Hoy sería fascinante descorrer el velo del tiempo y descubrir sus primeros edificios, sus calles, sus murallas y el perfil de la ciudad primigenia que, por lo que la necrópolis sugiere, tuvo que ser entonces un enclave urbano relevante. Aquella primera forma de la ciudad se nos escapa y sólo podemos imaginarla a partir de los parámetros que los arqueólogos establecen teniendo en cuenta enclaves púnicos coetáneos.

Conocemos, en cambio, con absoluta precisión, el perímetro de la ciudad árabe, con el triple recinto amurallado que sacó a la luz Antoni Costa Ramón, configuración urbana que dio lugar al recinto renacentista que se ha conservado. Y aunque conocer los ´límites´ de la ciudad no nos desvela su configuración interna, por su particular orografía y por la trama de los reductos más antiguos de otras ciudades medievales podemos hacernos una idea relativamente precisa no sólo del escalonamiento y solapamiento de sus edificios, sino de la laberíntica urdimbre de sus calles, con un resultado final no muy diferente del que vemos hoy. Cosa bien distinta y prácticamente imposible es asomarse, por aquella forma de la ciudad y por el callejeo que podemos hacer, a la intimidad cotidiana de sus primeros habitantes. El ´alma´ de la antigua ciudad se nos escapa.

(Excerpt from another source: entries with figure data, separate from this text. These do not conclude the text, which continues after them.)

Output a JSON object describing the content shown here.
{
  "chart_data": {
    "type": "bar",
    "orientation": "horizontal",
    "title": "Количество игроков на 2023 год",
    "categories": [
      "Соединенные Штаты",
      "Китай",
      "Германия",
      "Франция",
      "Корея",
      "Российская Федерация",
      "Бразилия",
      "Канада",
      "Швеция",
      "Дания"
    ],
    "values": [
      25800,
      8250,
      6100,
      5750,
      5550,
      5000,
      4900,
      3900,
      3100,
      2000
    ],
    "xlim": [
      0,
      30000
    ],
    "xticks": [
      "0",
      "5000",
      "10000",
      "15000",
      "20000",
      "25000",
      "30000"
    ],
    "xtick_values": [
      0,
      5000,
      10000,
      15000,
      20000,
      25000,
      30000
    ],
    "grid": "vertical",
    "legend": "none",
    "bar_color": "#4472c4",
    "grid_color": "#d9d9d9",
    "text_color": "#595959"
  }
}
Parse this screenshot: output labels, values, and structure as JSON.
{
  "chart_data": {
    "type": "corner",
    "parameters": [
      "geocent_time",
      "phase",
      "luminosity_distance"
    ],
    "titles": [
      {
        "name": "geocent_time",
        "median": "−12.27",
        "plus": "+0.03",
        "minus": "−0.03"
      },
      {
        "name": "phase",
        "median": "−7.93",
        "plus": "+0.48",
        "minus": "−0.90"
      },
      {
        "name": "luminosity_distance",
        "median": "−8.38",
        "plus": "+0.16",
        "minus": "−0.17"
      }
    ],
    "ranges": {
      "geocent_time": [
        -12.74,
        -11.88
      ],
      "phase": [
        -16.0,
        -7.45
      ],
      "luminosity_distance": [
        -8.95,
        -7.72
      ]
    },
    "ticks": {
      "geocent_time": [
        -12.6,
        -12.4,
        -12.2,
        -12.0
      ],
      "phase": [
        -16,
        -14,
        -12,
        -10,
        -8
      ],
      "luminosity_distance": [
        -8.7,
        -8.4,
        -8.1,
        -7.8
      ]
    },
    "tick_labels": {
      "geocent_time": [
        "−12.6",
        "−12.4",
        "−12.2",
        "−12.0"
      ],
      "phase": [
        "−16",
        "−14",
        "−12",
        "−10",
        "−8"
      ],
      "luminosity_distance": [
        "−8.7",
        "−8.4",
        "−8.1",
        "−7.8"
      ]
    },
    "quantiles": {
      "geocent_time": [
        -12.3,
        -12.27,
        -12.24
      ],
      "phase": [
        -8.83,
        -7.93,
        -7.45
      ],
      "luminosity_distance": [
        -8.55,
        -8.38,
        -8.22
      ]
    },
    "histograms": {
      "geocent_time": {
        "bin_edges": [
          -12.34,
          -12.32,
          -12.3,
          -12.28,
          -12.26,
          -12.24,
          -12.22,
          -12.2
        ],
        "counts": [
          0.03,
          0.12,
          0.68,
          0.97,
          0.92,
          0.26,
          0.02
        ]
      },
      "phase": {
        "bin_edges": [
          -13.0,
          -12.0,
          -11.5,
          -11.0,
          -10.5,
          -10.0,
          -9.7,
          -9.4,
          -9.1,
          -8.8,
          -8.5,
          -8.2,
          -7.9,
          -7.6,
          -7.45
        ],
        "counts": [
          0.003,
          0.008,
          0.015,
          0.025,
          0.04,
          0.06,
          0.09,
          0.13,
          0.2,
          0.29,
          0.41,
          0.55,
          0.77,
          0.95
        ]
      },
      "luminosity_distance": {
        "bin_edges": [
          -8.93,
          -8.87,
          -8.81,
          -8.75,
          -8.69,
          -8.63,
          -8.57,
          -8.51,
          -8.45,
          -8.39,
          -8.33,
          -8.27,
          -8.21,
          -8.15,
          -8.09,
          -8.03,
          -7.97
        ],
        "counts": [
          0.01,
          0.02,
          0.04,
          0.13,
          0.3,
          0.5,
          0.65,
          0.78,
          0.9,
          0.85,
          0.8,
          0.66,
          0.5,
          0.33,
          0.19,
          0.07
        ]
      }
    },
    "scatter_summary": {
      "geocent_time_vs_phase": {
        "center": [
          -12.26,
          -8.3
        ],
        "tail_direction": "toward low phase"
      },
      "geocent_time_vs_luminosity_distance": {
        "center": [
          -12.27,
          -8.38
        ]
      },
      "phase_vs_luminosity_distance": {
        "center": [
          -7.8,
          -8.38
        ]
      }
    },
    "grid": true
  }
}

Recuerdo mis tiempos de alumno en la Escuela Preparatoria de don Joan des Sereno que estaba en el antiguo convento de Santo Domingo, los que pasé luego en el Instituto de Santa María y finalmente en el Seminario. En aquellos años fuimos tejiendo inconscientemente una red afectiva de recorridos articulados que son los que nuestra memoria todavía retiene, pero que en ningún caso son el hilo de Ariadna que nos permita recuperar las formas de habitación que tuvo la ciudad antigua. Tal vez existan más coincidencias de las que pensamos entre aquella primera Dalt Vila y la de hoy, entre la ciudad que los arqueólogos dibujan y la imagen mental y afectiva que de ella tenemos nosotros, pero la distancia sigue siendo insalvable cuando desde la forma de la ciudad nos preguntamos por la forma de habitarla. En este punto fracasamos y la mayor aproximación que podemos hacer tiene dos únicos caminos. El primero es acceder a las cámaras centrales del laberinto urbano en los estratos más altos de la colina, donde aún percibimos los latidos del solar fundacional, el aura y el magnetismo de sus primeros días. Y la segunda vía la tenemos entre las tumbas y los olivos de la Necrópolis y, por supuesto, en las salas de su Museo, un espacio casi sagrado porque allí, conociendo los objetos domésticos de los primeros pobladores, sus oficios, su comercio y sus creencias, comprobamos que hace más de dos mil años que el tiempo se ha detenido.